İlk haber Hisar füze ailesinden geldi. HİSAR O+ olarak kodlanan Orta İrtifa Hava Savunma Füze Sistemi projesi kapsamında geliştirilen Radyo Frekans (RF) Arayıcı Başlıklı HİSAR O+ Füzesi’nin saha testleri başarıyla tamamlandı.
Hemen ertesi gün ise bu kez Siper füze ailesinden müjde verildi. Siper-2 füzesinin ilk kez ateşlendiği ana dair test görüntüleri kamuoyuyla paylaşıldı.
Her ne kadar farklı füzeler üzerinden ilerlemiş görünse de bu iki gelişmeyi aslında aynı temel hedef doğrultusunda dönülmüş kritik bir viraj olarak değerlendirmek yanlış olmaz. Hem bu açıklamaların ne anlama geldiğini hem de yakın gelecekte bu alanda duymamız muhtemel kimi gelişmeleri Savunma Sanayii Araştırmacısı Ahmet Alemdar ile konuştuk.
Hedefe kendi başına güdümleniyor
TSK envanterinde hem HİSAR A+ hem de HİSAR O+ hava savunma füze sistemleri mevcut olduğunu belirtiyor Alemdar ve bu sistemlerde kullanılan füzelerde soğutmalı Kızıl Ötesi Arayıcı Başlık (IIR) kabiliyeti mevcut olduğu bilgisini paylaşıyor.

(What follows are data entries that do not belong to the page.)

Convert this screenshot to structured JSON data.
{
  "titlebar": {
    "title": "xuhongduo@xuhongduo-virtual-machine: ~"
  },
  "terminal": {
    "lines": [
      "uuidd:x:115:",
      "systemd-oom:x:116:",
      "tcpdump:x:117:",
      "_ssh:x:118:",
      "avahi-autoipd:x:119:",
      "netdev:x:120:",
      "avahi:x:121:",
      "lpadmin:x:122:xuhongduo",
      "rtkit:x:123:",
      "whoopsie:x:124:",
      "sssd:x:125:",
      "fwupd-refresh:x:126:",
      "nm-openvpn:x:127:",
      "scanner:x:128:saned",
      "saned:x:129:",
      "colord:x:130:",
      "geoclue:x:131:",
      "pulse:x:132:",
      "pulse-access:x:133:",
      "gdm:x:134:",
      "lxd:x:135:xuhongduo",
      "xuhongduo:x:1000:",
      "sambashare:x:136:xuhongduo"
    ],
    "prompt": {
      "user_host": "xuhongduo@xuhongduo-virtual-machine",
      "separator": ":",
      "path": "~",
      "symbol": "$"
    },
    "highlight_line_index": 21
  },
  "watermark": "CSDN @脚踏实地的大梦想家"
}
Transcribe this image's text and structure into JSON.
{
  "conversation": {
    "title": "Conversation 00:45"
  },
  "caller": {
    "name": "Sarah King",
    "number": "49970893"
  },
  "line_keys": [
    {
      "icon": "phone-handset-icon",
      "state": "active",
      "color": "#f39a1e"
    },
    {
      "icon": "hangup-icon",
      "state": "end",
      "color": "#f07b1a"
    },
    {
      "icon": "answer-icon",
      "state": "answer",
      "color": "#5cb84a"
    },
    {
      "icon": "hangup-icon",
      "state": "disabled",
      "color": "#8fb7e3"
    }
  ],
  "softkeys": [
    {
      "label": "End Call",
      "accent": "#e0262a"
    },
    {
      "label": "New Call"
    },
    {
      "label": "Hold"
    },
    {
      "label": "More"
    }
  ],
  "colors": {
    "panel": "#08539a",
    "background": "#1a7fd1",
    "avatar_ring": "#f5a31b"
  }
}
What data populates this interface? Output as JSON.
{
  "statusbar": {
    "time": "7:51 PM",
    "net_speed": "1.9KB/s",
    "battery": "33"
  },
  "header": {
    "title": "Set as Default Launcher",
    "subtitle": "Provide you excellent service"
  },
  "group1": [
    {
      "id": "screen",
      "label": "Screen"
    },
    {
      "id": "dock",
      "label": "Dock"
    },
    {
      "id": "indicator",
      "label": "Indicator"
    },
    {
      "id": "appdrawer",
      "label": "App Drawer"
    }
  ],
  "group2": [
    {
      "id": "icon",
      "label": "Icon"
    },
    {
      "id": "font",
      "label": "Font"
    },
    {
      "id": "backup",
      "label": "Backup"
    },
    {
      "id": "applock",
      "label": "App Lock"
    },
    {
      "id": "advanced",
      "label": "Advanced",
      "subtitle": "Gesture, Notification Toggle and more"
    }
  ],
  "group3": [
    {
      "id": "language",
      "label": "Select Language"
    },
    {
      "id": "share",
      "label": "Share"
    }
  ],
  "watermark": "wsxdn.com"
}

Saha test kampanyaları tamamlanan HİSAR RF (Radyo Frekans) füzesinin ise terminal safhaya ulaştığında artık hedef aydınlatmasına ihtiyaç duymadığının altını çiziyor. Füze, kendi RF arayıcı başlığındaki radarı sayesinde hedef tayinini yapıp imha etmek üzere hedefine güdümleniyor.
Test videosunda kritik detaylar var
Başlıktaki değişimin saha için önemli olduğunu anlatırken bir yandan da test atışındaki videoya atıfta bulunuyor Alemdar…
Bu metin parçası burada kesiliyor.